I am trying to process data from Kinesis stream using Spark streaming.
I am using https://spark.apache.org/docs/latest/streaming-kinesis-integration.html as reference to write code
object TimeAndLanFixer {
def main(args: Array[String]): Unit = {
val conf = new SparkConf().setMaster("local[6]").setAppName("LangAndTimeZoneFixer")
val ssc = new StreamingContext(conf, Seconds(3))
val time = System.currentTimeMillis()
println(s"Current time in millis: $time")
val lang = System.getProperty("user.language")

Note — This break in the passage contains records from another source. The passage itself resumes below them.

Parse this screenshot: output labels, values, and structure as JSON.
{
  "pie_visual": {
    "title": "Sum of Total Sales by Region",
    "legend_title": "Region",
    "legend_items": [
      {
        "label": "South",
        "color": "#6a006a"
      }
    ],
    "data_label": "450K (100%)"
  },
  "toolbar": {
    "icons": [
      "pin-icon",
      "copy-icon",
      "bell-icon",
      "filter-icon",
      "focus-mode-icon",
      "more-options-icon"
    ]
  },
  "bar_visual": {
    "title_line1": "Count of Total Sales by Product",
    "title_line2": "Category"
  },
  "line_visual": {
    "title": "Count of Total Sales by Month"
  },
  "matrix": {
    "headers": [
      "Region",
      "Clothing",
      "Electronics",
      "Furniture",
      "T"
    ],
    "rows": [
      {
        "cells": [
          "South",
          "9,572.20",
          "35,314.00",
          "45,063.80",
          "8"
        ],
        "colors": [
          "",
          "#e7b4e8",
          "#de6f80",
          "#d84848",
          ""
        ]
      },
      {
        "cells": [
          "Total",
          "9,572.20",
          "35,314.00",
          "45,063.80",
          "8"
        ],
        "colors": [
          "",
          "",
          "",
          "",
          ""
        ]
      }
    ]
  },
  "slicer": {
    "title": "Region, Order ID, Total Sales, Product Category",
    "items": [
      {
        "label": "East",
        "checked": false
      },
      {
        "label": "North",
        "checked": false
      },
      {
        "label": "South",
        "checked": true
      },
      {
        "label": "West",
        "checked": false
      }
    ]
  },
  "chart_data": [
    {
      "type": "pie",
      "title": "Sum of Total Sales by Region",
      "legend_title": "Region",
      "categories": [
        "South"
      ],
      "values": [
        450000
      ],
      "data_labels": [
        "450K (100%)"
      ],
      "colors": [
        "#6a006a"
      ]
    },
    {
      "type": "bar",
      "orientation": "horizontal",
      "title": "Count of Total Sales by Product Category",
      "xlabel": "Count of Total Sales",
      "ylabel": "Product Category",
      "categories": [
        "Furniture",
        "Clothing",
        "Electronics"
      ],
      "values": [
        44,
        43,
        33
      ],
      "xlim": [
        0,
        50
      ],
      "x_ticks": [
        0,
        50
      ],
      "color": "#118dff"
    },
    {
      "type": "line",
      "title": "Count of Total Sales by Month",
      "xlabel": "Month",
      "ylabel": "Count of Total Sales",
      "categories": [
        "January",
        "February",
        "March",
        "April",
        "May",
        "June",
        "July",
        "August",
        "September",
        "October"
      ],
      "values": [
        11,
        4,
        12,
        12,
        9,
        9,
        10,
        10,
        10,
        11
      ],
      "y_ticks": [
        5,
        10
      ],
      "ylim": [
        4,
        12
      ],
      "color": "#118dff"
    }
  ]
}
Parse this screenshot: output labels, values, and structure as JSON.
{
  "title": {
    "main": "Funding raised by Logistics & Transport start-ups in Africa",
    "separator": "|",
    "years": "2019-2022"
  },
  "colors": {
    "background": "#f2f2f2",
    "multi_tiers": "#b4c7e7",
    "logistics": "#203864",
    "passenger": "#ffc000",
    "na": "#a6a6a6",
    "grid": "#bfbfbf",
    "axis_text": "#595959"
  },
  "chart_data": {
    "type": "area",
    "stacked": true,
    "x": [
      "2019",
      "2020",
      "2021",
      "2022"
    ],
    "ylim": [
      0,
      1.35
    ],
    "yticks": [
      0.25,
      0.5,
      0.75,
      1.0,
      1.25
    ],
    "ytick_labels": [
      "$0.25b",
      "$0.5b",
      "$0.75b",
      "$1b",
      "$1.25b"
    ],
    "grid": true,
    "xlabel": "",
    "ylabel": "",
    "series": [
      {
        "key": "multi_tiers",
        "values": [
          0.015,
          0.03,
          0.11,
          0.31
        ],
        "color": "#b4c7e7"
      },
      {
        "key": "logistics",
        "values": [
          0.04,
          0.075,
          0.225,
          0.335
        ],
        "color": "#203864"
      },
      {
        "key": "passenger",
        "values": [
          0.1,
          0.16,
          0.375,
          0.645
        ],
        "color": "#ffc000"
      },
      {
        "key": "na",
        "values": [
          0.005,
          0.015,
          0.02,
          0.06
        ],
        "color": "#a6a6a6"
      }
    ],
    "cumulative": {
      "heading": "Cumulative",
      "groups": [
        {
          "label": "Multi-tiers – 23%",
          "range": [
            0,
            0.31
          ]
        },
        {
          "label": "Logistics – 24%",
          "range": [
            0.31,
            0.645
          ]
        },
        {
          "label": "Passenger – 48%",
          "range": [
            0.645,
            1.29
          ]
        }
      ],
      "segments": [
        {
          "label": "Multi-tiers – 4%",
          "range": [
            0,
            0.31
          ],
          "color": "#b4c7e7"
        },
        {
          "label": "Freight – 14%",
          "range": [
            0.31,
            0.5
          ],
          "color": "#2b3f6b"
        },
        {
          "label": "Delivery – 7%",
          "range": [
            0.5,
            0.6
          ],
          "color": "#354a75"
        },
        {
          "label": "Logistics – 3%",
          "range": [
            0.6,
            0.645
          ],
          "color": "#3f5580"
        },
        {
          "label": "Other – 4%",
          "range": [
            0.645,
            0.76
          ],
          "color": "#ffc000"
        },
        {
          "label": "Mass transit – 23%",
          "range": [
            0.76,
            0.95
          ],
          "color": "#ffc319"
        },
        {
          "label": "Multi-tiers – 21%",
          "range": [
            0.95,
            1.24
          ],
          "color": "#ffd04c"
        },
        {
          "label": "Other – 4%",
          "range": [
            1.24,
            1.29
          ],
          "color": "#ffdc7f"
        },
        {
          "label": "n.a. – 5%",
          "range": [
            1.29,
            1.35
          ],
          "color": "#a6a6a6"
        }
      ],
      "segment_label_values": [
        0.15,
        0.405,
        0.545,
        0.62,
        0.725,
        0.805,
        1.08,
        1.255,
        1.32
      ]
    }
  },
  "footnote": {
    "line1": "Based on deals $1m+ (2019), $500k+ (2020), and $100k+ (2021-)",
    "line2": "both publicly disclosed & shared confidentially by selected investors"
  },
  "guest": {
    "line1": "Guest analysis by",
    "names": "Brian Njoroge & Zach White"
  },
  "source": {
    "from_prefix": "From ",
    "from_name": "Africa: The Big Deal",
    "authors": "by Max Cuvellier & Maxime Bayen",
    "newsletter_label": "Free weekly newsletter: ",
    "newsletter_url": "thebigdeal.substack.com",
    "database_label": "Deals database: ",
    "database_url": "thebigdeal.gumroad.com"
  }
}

println(s"Current language: $lang")
val initialPositionTimestamp = "2024-06-27 00:00:00"
val date: Date = new SimpleDateFormat("yyyy-MM-dd HH:mm:ss").parse(initialPositionTimestamp)
val kinesisStream = KinesisInputDStream.builder
.streamName(System.getenv("STREAM_NAME"))
.streamingContext(ssc)
.endpointUrl("https://kinesis.us-west-2.amazonaws.com")
.regionName("us-west-2")
.checkpointAppName("DebugApp").checkpointInterval(Seconds(10))
.storageLevel(StorageLevel.MEMORY_AND_DISK_2)
.initialPosition(new AtTimestamp(date))
.metricsEnabledDimensions(KinesisClientLibConfiguration.DEFAULT_METRICS_ENABLED_DIMENSIONS.asScala.toSet)
.build()
kinesisStream.start()
kinesisStream.foreachRDD(rdd => {
rdd.foreach(println)
})
ssc.awaitTermination()
}
}
When I run this,I don’t see any output on console in Intellij. I just see two println that i added in program. My input kinesis stream has 5 shards and based on some of reading that I did on internet,if testing locally,we need to supply a number more than number of shards (local[6]) to process data locally. Program is still not moving ahead
pom.xml
<dependency>
<groupId>org.apache.spark</groupId>
<artifactId>spark-core_2.12</artifactId>
<version>3.5.1</version>
<!-- <scope>provided</scope>-->
</dependency>
<dependency>
<groupId>org.apache.spark</groupId>
<artifactId>spark-streaming-kinesis-asl_2.12</artifactId>
<version>3.5.1</version>
</dependency>